Initially, she trained a GAN data set to produce portraits based on images of Black models she downloaded from Instagram. When she turned to Midjourney, she discovered that the system’s ability to image Black identity produced recurring stereotypes, despite her efforts to push past them. Typing specific descriptions into the generator—such as a lime-green color for clothing—produced an image of a Black person in a cityscape with details she found remarkably similar to those of her neighborhood in Harlem. After some trial and error, Atairu inferred that Midjourney presumes a set of socioeconomic conditions by associating bright colors and Blackness.
Like the data sets that form them, these systems are not neutral. Midjourney’s limitations further spurred Atairu’s investigation into how text-to-image generators depict certain features on a Black person. Her series Blonde Braids (2023–ongoing) tackles this problem and the corrective work required. Requesting “blonde” hair as a part of her text prompt generated a suburban, middle-class environment, reproducing broad cultural stereotypes that reinforce racist imaginaries. The generators likely also struggled due to limited information in the data sets about people. Atairu explained how Melanesians—the Indigenous inhabitants of Fiji, Indonesia, and Papua New Guinea—have naturally light hair, but the generator’s struggle to depict this suggested that it was unfamiliar with this identity. When she requested to prompt to generate an image of two people and specified melanin tones, the request for blonde hair would appear on both figures, but the generator seemed incapable of making them the same skin tone; one was always lighter than the other.
“Coded biases and stereotypes cannot be eradicated by tweaking text prompts and curated selections,” she says. “Instead, to address such inference problems, the developers need to review the underlying data structures used for training the model.” Atairu’s photographs may not represent actual people, but they reflect a significant and enduring information bias. “No matter how hyperrealistic,” she adds, “there will always be a glitch.”
These are still early days, and many feel this is a special, even fragile, time for AI-generated imagery. To discredit these representations based on image quality or veracity alone is to miss the larger point about the inequality of the culture from which they emerge—both in terms of social mores and online data. Experimenting with these systems is a first step toward demanding they be made better and more inclusive. While Engman and Simmons push their work in new aesthetic directions, Atairu alerts us of the assumptions and imbalances that underlie AI databases.

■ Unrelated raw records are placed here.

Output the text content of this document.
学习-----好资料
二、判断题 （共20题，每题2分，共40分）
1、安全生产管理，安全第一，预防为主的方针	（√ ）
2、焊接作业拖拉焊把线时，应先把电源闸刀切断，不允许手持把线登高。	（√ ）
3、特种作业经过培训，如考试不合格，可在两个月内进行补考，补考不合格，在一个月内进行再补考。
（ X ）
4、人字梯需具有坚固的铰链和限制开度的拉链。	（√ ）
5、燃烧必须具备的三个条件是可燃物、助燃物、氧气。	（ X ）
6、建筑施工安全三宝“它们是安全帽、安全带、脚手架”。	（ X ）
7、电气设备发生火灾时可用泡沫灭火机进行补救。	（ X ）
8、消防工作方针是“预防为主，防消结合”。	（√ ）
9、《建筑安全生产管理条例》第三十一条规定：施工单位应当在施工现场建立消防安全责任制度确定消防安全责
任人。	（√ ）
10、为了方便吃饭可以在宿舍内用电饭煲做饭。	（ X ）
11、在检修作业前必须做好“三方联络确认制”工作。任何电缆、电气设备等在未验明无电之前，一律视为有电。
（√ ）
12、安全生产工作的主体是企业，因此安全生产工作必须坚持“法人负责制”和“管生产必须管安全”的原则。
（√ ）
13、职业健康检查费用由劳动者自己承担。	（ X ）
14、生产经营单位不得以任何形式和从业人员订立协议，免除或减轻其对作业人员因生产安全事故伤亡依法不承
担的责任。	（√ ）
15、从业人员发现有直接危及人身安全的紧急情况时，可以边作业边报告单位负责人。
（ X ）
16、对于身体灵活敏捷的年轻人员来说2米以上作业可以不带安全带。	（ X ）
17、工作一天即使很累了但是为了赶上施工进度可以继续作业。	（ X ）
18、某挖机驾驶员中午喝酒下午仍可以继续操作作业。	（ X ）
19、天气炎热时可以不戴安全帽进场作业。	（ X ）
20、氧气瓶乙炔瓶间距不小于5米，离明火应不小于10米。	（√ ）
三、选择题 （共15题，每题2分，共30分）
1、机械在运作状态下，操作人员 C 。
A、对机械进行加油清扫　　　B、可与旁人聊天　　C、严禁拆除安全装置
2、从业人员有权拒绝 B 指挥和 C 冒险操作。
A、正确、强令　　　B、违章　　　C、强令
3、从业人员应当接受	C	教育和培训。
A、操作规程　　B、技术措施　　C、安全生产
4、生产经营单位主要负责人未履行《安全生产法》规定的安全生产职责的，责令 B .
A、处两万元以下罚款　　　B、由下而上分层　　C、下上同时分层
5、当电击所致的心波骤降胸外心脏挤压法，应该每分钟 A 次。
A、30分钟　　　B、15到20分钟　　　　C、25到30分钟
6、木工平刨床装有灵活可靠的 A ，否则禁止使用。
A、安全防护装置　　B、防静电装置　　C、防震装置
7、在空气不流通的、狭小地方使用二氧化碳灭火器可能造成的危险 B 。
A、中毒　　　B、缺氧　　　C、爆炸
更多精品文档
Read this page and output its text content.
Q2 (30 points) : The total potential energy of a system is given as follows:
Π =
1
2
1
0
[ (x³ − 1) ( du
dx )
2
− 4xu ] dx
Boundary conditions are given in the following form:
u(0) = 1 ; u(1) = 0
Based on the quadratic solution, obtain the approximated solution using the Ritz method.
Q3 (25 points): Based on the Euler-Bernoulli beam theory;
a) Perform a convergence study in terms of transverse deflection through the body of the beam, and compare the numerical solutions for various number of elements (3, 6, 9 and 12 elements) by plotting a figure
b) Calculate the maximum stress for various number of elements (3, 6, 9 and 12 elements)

AI may have already begun radically altering how we think about photography, but it’s helpful to remember that such discussions have always been a part of the medium’s evolution. Older arguments around authorship and creativity will reappear in this new context, and artists who consider the aesthetics and ethics of images are right to demand more conscientiously collected data. As AI’s relationship to photography continues to be defined, it will nonetheless be shaped by the artists exploring the technology’s limits in playful, inventive, and critical ways.